Kelompok ini mengalami banyak pembaharuan, termasuk pergantian nama dan Rahmad Sanjaya mengubah nama kelompok Musikalisasi Puisi Aceh dengan nama Bengkel Musik Batas yang memiliki orientasi layaknya sebuah bengkel, namun yang di tukangi adalah nada dan syair puisi yang sengaja di gubah dalam bentuk musikal.
Bengkel Musik Batas didirikan pada tanggal 10 November 1991 di Banda Aceh oleh Rahmad Sanjaya yang bermula dari kampus Teknik Sekolah Tinggi Teknik Iskandar Thani. Jay, (sapaan Rahmad Sanjaya), sering tampil di berbagai acara bersama Eddy Syahputra (mantan kelompok Musik Polos dan anggota teater Mata). Pada tanggal 8 November 1992 anggota Bengkel Musik Batas mulai bertambah diantaranya Erol, Iwan Setiawan, MY Bombang, Dama, Totok, Zoel Kirbi dan Maulana Akbar. Fase berikutnya personilnya semakin bertambah dengan bergabungnya Winaharto, Khairin, Evi TL, Evi Takengon, Novi, Magdalena (Mustika Art Entertement), Ningsih, Anna, Nurlaily, Dedek Nasmawati dan Darmansyah. Keanggotaan ini semakin hari terus bertambah. Inilah kelompok pertama Musikalisasi puisi di Aceh.
Berdirinya kelompok musik yang dianggap aneh oleh sebagian besar seniman Aceh saat itu, tidak menyurutkan langkah Rahmad Sanjaya yang di daulat sebagai ketua dan penggerak kelompok ini. Berbagai keritikan, bantahan, caci-maki bahkan cemoohan sering mendera mereka. Pelaku dan pecinta seni di Aceh baru tehenyak ketika Bengkel Musik Batas menggelar pementasan di berbagai tempat di Banda Aceh, Lhoukseumawe dan sejumlah tempat lainnya. Bengkel Musik Batas semakin berkibar setelah mereka tampil sebagai pengisi acara “Nalamda” (Nada dan Da’wah) di TVRI dengan format musikalisasi puisi.

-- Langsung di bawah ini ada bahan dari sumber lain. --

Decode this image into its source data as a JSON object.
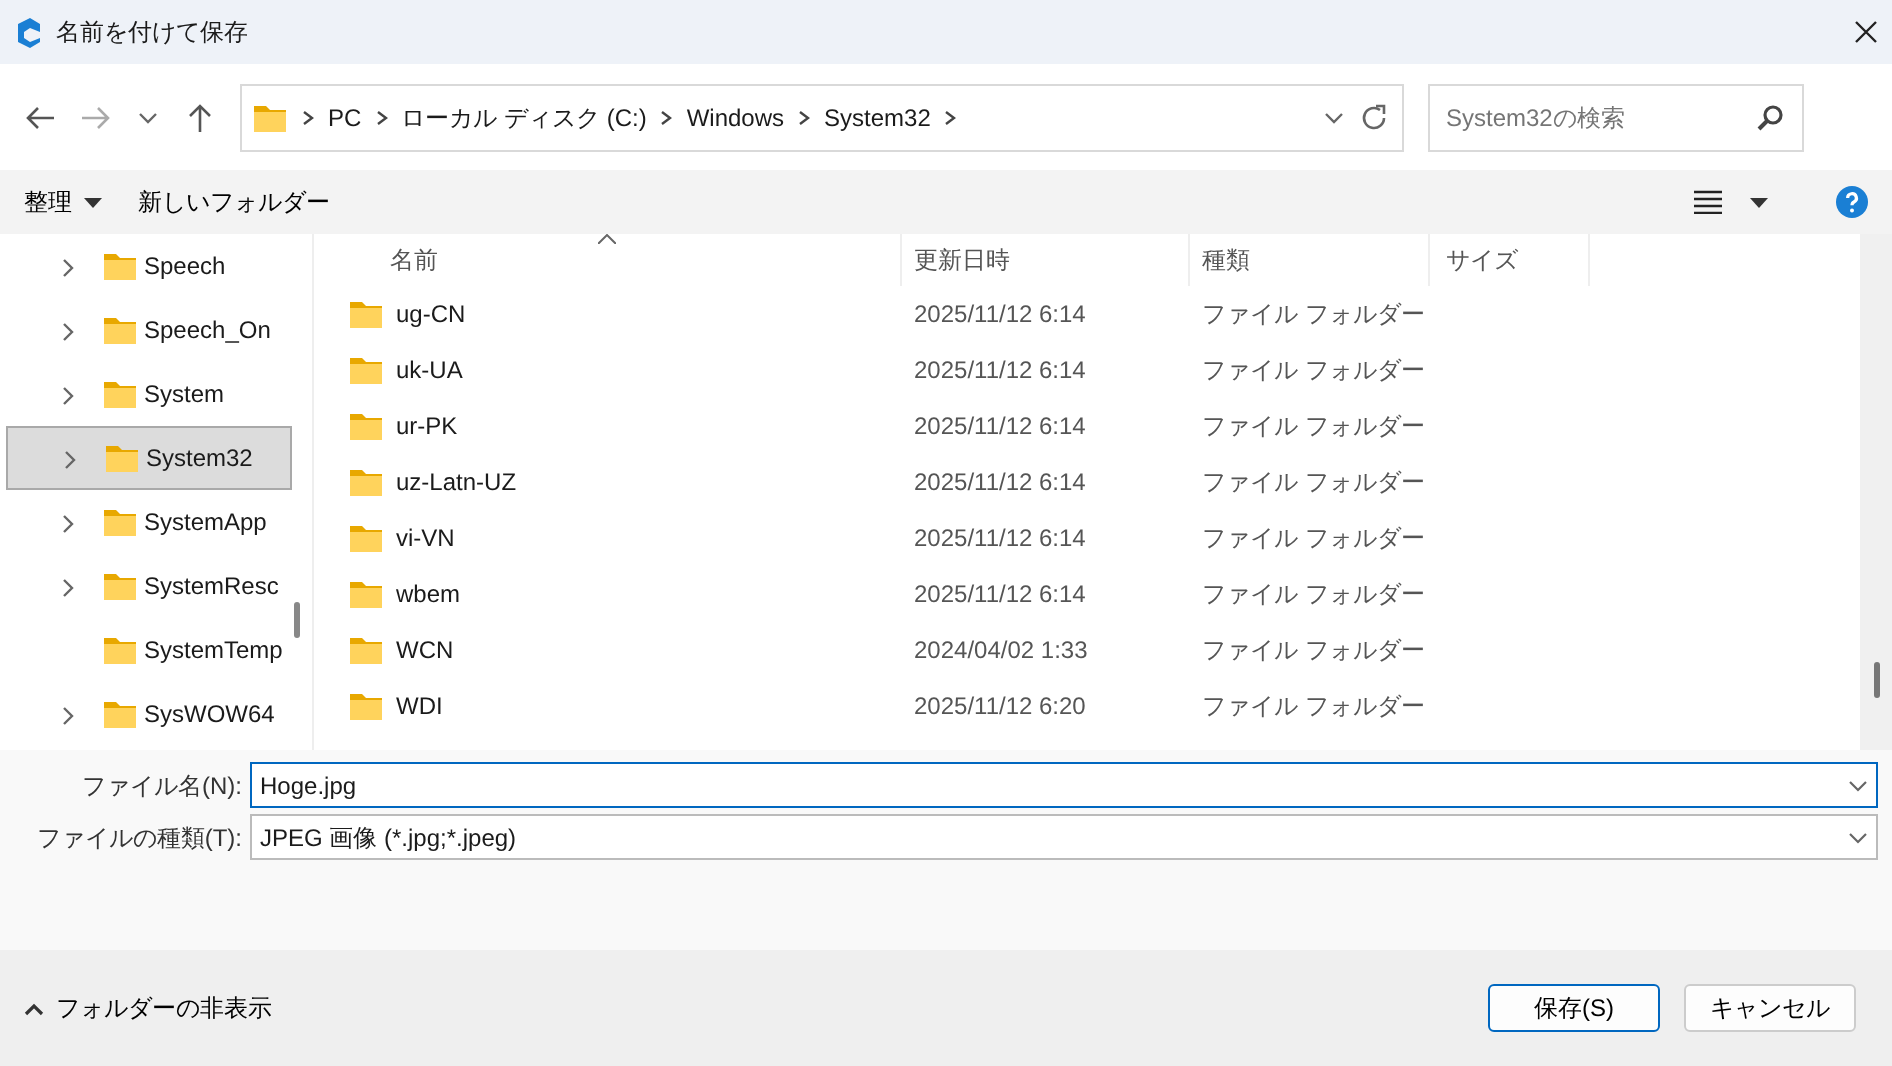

Dalam ekpresi seni kolaborasi, kelompok ini pula yang pertama kali menggabungkan alat musik tradisional seperti rapai, genderang dan serune kale dengan alat musik modren seperti guitar, belira, keyboard dan guitar bass. Efek kolaborasi alat musik tradisi Aceh dengan alat musik standar tersebut melahirkan ketidaknyamanan di kalangan beberapa seniman saat itu. Diantara mereka ada yang marah dan tidak apresian dengan konsep dan penampilan mereka. Ketidak senangan sebagian besar dari seniman itu seolah ingin membubarkan kelompok ini dengan segala cara. Fakta ini atas kesaksian Jay sendiri yang mengalami langsung dinamika berkesenian kala itu.

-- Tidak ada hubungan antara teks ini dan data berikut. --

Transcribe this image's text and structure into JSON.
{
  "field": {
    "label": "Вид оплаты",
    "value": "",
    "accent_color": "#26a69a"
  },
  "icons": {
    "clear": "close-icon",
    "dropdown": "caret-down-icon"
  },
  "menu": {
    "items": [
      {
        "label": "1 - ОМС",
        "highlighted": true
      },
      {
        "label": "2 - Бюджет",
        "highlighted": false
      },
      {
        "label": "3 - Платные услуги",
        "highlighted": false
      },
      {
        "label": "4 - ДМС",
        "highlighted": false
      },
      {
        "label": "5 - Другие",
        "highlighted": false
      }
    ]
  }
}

Namun Bengkel Musik Batas yang sebagian besar anggotanya dari Teater Mata pimpinan Mas Kirbi ini terus berkarya, bahkan berbagai inspirasi baru muncul seperti air bah. Dalam tataran teoritik, Bengkel Musik Batas berani dan bertanggungjawab mengeluarkan tiga konsep rumus musikalisasi puisi yang sebelumnya belum pernah ada. Format dalam formulasi Aceh itu adalah: 1) Modern + Tradisi + Kreasi, 2) Tradisi + Modern + Kreasi, 3) Kreasi + Tradisi + Modern. Selain itu Bengkel Musik Batas juga mengeluarkan semacam diktat bahan ajar teknik dasar dalam mengaransmen Musikalisasi Puisi. Rumus itu diantaranya adalah; Interpretasi (analisa dan penelaahan puisi), Penentuan irama (ritme dan tonasi), Penyeimbangan bunyi (harmonisasi musikal), Pemolesan (artistik musikal, instrumen), Pemberian bobot irama, eksperimentalia (pengujicobaan) dan yang terakhir adalah Pembakuan konsep aranger.
Bengkel Musik Batas yang berarti segalanya serba terbatas, baik skil bermain musik dan daya cipta komposisi. Meski demikian kelompok ini selalu aktif melakukan latihan, jadwal mereka antara jam 20.00 hingga 04.00 dini hari. Latihan setiap malam memberi arti penting bagi tumbuhnya kemampuan para anggota menjadi semakin maksimal. Disinilah lagu-lagu yang berformat musikalisasi puisi muncul satu demi satu. Tidak itu saja Bengkel Musik Batas juga menghasilkan banyak resume penting terhadap konsep Musikalisasi Puisi yang terus di kembangkannya dalam beberapa generasi musikalisasi puisi alumnus didikan mereka.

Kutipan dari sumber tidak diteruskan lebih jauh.